Yavaşça yanına yaklaştım ve tam önünde durdum. Oda doğruldu ve boynuma doğru eğildi. Nefesim hızlanmıştı. Avuç içlerim terliyordu. Tenime dişlerinin girişini hissettim. Canımın yanması ile ufak bir çığlık attım. Bir dakika olmadan Aral normale dönmüş bir şekilde boynumdan ayrıldı. Dudakları ve çenesi kan içindeydi. Dili ile onları temizledi. Bense yere çivilenmiştim. Aral gülerek bana bakıyordu.
"Yüzünün aldığı hali görmeni çok isterdim. İşim bitti gidebilirsin."
'Oşom botto godobolorson.' Tipik Aral repliği. Yerime geçmeden zincirin açtığı yaraların iyileştiğini fark ettim.
"Yaraların." dedim.
Eline baktı
"Ah evet insan kanı iyileştirir ama zincirler tekrar yara açar."
"Hakkında öğreneceğim çok şey var."
" Öğrenmesende olur. Boşver."
Boşvermiş.
" Kusura bakma çocuğum da vampir olacağı için bilmek istedim. Ne de olsa ben bakacağım ona."
"Kendini hiç yorma Arya. Çocuk sende kalmayacağı için bilmen de gerekmez."
" Tabi canım tabi." diyerek sırtımı ona döndüm. Şu an onunla tartışamayacağım. Kısa sürede uykuya daldım.

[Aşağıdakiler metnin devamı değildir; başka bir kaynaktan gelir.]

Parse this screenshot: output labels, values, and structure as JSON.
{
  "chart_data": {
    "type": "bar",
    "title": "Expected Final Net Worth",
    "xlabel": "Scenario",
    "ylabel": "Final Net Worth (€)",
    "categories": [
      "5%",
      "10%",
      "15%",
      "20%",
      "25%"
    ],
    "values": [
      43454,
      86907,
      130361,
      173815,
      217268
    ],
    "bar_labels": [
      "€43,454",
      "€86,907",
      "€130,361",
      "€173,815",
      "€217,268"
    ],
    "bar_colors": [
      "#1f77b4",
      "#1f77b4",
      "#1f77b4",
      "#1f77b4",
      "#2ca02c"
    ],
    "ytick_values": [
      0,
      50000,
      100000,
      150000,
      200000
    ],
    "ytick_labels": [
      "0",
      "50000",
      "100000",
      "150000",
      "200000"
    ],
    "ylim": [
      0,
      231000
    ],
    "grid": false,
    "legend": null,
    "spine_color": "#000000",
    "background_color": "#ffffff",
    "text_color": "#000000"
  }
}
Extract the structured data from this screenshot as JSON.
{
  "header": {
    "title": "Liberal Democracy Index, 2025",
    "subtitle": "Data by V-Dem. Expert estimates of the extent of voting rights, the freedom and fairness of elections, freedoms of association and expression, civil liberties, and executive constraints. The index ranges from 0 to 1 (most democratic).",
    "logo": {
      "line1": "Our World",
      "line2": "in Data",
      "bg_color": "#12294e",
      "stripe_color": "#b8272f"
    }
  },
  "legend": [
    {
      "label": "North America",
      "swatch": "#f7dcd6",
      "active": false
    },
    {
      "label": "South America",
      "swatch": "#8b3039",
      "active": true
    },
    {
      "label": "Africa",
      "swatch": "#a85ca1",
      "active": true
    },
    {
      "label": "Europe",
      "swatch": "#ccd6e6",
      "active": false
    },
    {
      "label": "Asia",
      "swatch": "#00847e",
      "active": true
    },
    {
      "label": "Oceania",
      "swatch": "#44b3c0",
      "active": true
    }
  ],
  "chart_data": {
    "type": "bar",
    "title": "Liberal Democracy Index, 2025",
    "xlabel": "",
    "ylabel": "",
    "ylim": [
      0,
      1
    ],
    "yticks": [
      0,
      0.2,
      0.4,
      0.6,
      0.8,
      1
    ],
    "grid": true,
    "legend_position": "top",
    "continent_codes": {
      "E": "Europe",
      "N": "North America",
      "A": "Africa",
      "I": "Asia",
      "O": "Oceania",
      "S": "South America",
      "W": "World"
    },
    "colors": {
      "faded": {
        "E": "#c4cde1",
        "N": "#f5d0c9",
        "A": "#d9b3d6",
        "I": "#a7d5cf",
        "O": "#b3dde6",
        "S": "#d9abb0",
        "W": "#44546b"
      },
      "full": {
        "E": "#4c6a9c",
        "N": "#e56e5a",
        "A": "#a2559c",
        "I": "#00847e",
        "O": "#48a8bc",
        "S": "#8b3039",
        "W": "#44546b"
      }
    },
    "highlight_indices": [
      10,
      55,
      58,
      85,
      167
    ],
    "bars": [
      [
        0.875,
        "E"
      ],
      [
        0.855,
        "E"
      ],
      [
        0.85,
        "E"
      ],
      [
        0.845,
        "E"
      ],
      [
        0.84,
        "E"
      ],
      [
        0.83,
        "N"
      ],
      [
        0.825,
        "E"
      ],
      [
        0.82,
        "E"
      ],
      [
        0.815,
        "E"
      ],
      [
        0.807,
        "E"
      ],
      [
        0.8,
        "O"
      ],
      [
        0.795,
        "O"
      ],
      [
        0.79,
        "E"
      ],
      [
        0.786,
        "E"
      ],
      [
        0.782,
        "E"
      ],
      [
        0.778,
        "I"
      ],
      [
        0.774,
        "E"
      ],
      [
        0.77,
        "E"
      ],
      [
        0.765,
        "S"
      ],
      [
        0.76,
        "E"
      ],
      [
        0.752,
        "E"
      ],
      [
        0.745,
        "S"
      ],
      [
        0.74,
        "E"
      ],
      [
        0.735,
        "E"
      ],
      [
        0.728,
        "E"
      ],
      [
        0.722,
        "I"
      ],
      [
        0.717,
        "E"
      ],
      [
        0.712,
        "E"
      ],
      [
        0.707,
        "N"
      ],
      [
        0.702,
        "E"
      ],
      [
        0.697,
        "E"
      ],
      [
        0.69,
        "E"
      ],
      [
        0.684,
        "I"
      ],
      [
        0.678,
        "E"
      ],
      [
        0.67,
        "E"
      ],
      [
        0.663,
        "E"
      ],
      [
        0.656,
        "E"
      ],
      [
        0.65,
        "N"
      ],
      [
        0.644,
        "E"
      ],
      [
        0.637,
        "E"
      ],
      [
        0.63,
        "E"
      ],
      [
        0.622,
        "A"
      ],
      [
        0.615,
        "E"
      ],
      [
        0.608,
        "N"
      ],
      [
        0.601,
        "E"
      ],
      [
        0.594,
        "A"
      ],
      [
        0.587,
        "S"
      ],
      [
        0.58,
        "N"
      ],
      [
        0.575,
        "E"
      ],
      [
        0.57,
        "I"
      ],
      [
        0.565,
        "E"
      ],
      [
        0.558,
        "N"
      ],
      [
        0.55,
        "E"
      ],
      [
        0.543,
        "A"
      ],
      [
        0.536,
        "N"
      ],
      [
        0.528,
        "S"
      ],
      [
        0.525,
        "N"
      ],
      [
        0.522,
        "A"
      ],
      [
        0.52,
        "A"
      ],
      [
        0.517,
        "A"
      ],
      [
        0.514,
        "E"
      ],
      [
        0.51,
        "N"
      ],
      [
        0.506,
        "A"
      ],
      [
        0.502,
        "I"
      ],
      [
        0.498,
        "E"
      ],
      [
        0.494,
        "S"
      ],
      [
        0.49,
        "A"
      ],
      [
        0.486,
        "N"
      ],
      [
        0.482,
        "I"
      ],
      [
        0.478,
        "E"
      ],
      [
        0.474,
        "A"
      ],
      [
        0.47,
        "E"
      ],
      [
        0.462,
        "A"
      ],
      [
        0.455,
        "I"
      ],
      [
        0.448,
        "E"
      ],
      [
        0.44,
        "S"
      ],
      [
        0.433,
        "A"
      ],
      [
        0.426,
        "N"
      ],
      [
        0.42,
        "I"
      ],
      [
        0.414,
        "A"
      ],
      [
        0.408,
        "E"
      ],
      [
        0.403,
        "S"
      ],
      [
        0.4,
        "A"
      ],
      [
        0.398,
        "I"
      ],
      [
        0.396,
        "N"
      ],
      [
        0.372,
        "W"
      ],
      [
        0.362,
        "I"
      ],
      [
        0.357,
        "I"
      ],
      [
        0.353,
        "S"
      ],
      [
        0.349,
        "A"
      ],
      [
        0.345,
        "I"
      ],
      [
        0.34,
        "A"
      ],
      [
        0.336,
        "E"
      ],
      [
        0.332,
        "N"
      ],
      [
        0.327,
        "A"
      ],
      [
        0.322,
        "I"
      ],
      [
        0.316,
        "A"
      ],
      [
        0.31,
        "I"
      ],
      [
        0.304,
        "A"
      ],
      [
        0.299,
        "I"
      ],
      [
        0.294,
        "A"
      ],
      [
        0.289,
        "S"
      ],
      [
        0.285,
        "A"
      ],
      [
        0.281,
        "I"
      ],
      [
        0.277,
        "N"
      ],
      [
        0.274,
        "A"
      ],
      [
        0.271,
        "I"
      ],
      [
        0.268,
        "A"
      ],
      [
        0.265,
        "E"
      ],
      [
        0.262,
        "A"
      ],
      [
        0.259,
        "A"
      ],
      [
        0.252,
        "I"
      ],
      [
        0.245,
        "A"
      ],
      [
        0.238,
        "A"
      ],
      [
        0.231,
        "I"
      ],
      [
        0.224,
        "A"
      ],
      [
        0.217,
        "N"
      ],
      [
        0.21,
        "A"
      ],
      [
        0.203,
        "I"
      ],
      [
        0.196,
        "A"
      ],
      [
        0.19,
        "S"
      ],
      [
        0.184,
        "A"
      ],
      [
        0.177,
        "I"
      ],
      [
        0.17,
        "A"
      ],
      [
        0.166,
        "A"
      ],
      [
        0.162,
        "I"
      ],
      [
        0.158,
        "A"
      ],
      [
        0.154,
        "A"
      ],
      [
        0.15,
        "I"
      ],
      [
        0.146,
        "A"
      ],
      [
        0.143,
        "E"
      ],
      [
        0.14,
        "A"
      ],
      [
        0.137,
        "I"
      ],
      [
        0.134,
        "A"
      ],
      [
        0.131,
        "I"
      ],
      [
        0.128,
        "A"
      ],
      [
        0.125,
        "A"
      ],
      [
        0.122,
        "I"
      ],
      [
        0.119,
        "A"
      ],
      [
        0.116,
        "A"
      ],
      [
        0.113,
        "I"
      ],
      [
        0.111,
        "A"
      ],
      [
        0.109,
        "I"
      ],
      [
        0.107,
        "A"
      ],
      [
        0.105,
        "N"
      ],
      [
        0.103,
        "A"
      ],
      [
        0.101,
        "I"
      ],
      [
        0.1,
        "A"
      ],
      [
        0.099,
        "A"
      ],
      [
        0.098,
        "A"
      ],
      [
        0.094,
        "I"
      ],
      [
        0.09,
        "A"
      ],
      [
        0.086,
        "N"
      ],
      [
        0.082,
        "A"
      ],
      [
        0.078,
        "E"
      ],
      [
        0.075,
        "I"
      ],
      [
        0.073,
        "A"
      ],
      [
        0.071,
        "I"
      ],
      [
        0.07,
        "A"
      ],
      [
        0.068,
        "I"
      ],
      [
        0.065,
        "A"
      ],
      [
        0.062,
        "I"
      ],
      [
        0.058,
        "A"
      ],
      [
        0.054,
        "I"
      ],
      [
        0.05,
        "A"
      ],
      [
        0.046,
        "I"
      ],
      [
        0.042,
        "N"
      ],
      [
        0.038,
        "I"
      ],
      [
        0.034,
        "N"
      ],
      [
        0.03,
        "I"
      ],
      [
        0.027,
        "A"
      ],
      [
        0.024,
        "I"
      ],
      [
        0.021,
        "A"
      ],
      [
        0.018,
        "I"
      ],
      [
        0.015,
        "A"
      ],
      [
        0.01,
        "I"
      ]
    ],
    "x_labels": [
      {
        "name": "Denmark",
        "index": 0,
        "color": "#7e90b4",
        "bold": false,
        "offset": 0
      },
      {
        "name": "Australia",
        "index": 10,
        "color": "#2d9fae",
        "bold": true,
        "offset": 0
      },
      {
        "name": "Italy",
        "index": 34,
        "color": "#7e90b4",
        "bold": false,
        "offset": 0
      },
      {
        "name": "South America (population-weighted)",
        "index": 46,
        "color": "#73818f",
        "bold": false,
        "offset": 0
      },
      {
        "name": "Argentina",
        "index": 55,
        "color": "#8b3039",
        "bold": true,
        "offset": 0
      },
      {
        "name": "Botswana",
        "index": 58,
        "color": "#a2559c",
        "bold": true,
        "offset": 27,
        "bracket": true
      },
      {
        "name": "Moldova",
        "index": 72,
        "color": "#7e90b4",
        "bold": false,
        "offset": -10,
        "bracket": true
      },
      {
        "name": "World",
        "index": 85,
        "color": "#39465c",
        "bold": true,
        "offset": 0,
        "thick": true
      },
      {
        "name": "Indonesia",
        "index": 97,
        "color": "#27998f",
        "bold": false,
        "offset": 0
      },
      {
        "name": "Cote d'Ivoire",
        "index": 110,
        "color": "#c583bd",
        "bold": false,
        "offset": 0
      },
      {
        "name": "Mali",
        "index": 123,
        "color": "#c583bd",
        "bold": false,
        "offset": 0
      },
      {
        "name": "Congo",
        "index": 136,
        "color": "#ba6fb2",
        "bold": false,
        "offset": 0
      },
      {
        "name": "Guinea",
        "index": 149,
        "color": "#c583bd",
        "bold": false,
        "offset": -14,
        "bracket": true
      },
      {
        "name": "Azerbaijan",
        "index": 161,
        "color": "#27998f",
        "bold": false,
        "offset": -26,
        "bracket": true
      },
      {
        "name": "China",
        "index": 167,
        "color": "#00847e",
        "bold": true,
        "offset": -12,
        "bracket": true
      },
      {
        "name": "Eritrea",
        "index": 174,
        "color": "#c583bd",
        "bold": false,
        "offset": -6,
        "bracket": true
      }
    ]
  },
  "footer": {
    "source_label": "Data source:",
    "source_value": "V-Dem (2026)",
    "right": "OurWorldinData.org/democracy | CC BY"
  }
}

*             *               *   

Silah sesleriyle gözlerimi açtım. Kapıdan bağrışmalar geliyordu. Yerimden kalkarak Aral ın yanına gittim. Sıkıca kolunu tuttum. Kısa bir sessizlikten sonra kapı açıldı. İçeriye Akın amca ve iki kişi daha girdi. Oh be sonunda kurtuluyoruz bu çöplükten. Onlar kapıda dururken Akın amca Aral ın zincirini çözdü. Bu sırada sirenler çalıyordu. Hızlıca dışarı çıktık. Önümüzde ve arkamızda bizi koruyan silahlı adamlarla koridoru geçtik. Her silah sesinde kulaklarım duyma yetisini biraz daha kaybediyordu. Merdivenlerden inerek çıkış kapısına yöneldik. Gerçekten çok mutluydum. Aral a döndüm. Çok güçsüz görünüyordu. Sonunda dışarı çıktık ve arabalara bindik. Bizi kurtarmaya gelen ekip çok kalabalıktı. Araba hareket edince derin bir nefes aldım. Arkada Aral la birlikte oturuyordum. Önde Akın amca oturuyordu ve bir de şoför. Aral elini Akın amcanın omzuna koyarak
"Sağol. Sen olmasan ne yapardık bilmiyorum."
" Önemi yok Aral. Seni oğlum Arya yı kızım biliyorum. Sizi orada ölüme terk edemezdim." dedi Akın amca buruk bir gülümsemeyle. Aral da aynı şekilde gülerek arkasına yaslandı. Bende tebessüm ettim. Düşüncesi bile kötü ölümün. Hayat ne kadar kötü olsada yaşamanın tadı bir başka. Cama kafamı yaslayıp gözlerimi yumdum.